Google added new app integrations and security capabilities to its Workspace productivity suite on Tuesday ahead of its Cloud Next virtual event.
The Workspace Marketplace now has 5,300 third-party apps that users can integrate with the various Workspace tools, Google said. Among the newest is an integration between two of its collaboration tools, Chat and the recently rebranded Spaces (formerly Chat Rooms), and Jira, Atlassian’s popular work management app for software developers.
The bot integration lets Jira users create new tickets within the Chat and Spaces apps, as well as monitor issues and see Jira previews.
The integration is evidence of Google’s efforts to let Workspace customers embed its apps into users’ workflow. While Google has focused on connecting workflows between its own Workspace apps, it has also begun to address the need for users to move seamlessly between a wider variety of tools, said Angela Ashenden, principal analyst at CCS Insight.
“Jira is an obvious place to start, because IT support teams are often the first to embrace chat platforms for productivity working and for more sophisticated use cases,” said Ashenden.
Another new integration connects Google’s email client, Gmail, and its no-code development platform, AppSheet. AppSheet, which was acquired in January 2020, lets users create simple, visual applications based on data in Workspace apps. The Gmail integration lets Workspace customers interact with AppSheet apps directly from their email inbox, making it easier for workers to input relevant data or approve requests without switching screens.
The AppSheet integration with Gmail is generally available now, Google said.

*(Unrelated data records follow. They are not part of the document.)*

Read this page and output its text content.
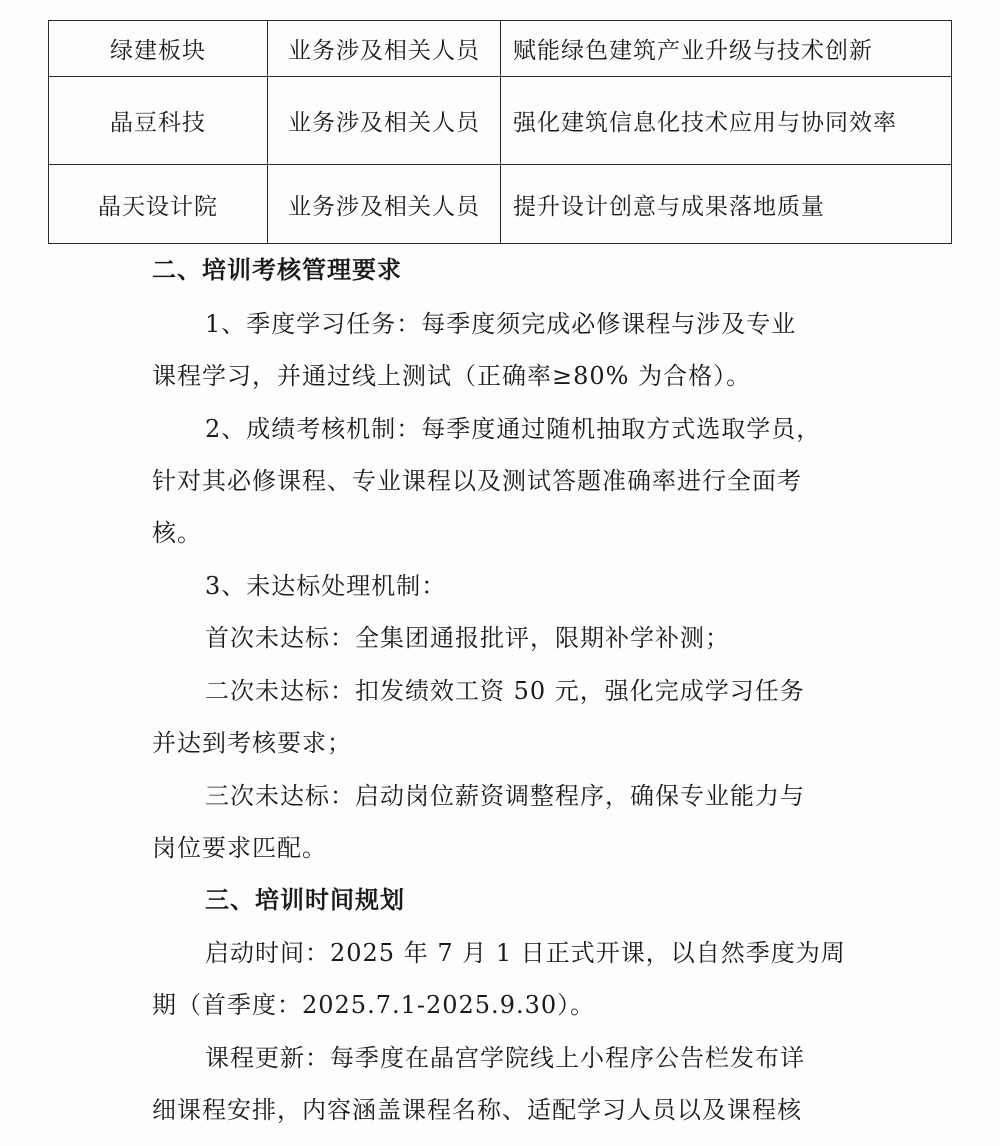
绿建板块	业务涉及相关人员	赋能绿色建筑产业升级与技术创新
晶豆科技	业务涉及相关人员	强化建筑信息化技术应用与协同效率
晶天设计院	业务涉及相关人员	提升设计创意与成果落地质量
二、培训考核管理要求
1、季度学习任务：每季度须完成必修课程与涉及专业
课程学习，并通过线上测试（正确率≥80% 为合格）。
2、成绩考核机制：每季度通过随机抽取方式选取学员，
针对其必修课程、专业课程以及测试答题准确率进行全面考
核。
3、未达标处理机制：
首次未达标：全集团通报批评，限期补学补测；
二次未达标：扣发绩效工资 50 元，强化完成学习任务
并达到考核要求；
三次未达标：启动岗位薪资调整程序，确保专业能力与
岗位要求匹配。
三、培训时间规划
启动时间：2025 年 7 月 1 日正式开课，以自然季度为周
期（首季度：2025.7.1-2025.9.30）。
课程更新：每季度在晶宫学院线上小程序公告栏发布详
细课程安排，内容涵盖课程名称、适配学习人员以及课程核
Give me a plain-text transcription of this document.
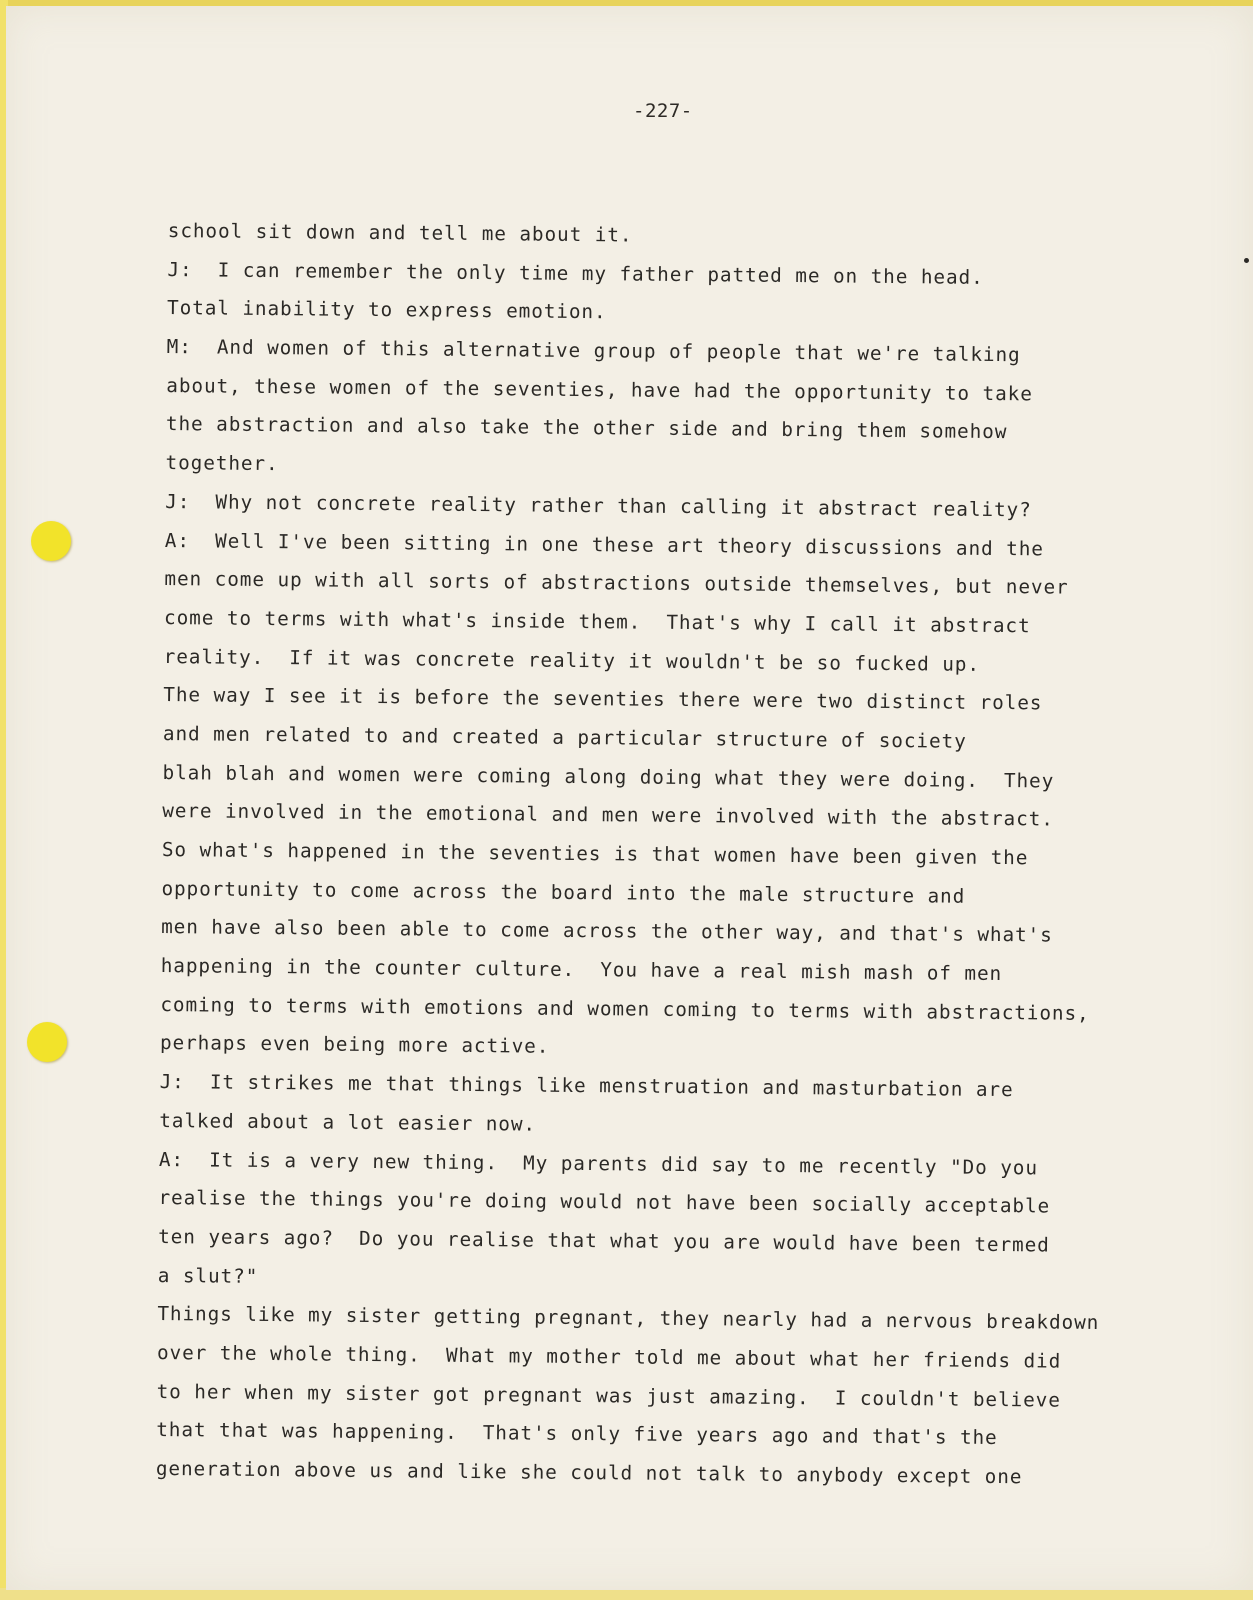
-227-
school sit down and tell me about it.
J:  I can remember the only time my father patted me on the head.
Total inability to express emotion.
M:  And women of this alternative group of people that we're talking
about, these women of the seventies, have had the opportunity to take
the abstraction and also take the other side and bring them somehow
together.
J:  Why not concrete reality rather than calling it abstract reality?
A:  Well I've been sitting in one these art theory discussions and the
men come up with all sorts of abstractions outside themselves, but never
come to terms with what's inside them.  That's why I call it abstract
reality.  If it was concrete reality it wouldn't be so fucked up.
The way I see it is before the seventies there were two distinct roles
and men related to and created a particular structure of society
blah blah and women were coming along doing what they were doing.  They
were involved in the emotional and men were involved with the abstract.
So what's happened in the seventies is that women have been given the
opportunity to come across the board into the male structure and
men have also been able to come across the other way, and that's what's
happening in the counter culture.  You have a real mish mash of men
coming to terms with emotions and women coming to terms with abstractions,
perhaps even being more active.
J:  It strikes me that things like menstruation and masturbation are
talked about a lot easier now.
A:  It is a very new thing.  My parents did say to me recently "Do you
realise the things you're doing would not have been socially acceptable
ten years ago?  Do you realise that what you are would have been termed
a slut?"
Things like my sister getting pregnant, they nearly had a nervous breakdown
over the whole thing.  What my mother told me about what her friends did
to her when my sister got pregnant was just amazing.  I couldn't believe
that that was happening.  That's only five years ago and that's the
generation above us and like she could not talk to anybody except one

Google also took steps to enhance security in Workspace. Data loss prevention for Workspace Chat, a feature often required in regulated industries to protect sensitive data, is now available in beta.
The addition of client-side encryption for certain Workspace apps in June — Drive, Docs, Sheets, and Slides — was extended to Google’s video meeting tool, Meet, available now in beta. This provides customers with control over encryption keys to help meet compliance requirements.
Other updates include the general availability of Google Drive labels, which let customers classify stored files based on sensitivity level; it integrates with Workspace DLP to manage the sharing and downloading of files, Google said.
“Security has always been a key aspect in G Suite, as it was before, but not a particularly well-promoted aspect of the platform,” said Ashenden. “There’s a clear effort to reinforce that and highlight the emphasis on security, whether that’s around DLP or encryption.
“A lot of that is also about bringing Workspace, in its new form, up to the level of expectancy in terms of being enterprise-ready, having all of the pieces in place that are needed for a large-scale deployment,” she said.
Workspace — formerly G Suite — is being used by 3 billion people globally, Google said, mostly by users with unpaid accounts. (That number includes users accessing tools such as Gmail.) A free tier was added to the revamped Google Workspace, which includes apps such as Meet, Drive, Docs, and others, in June.
The latest data from Google on paid users pegged that number at 6 million business as of March 2020. (Rival Microsoft, which presents user stats for its Office 365 suite differently, said that it had 300 million “commercial paid seats” as of August.)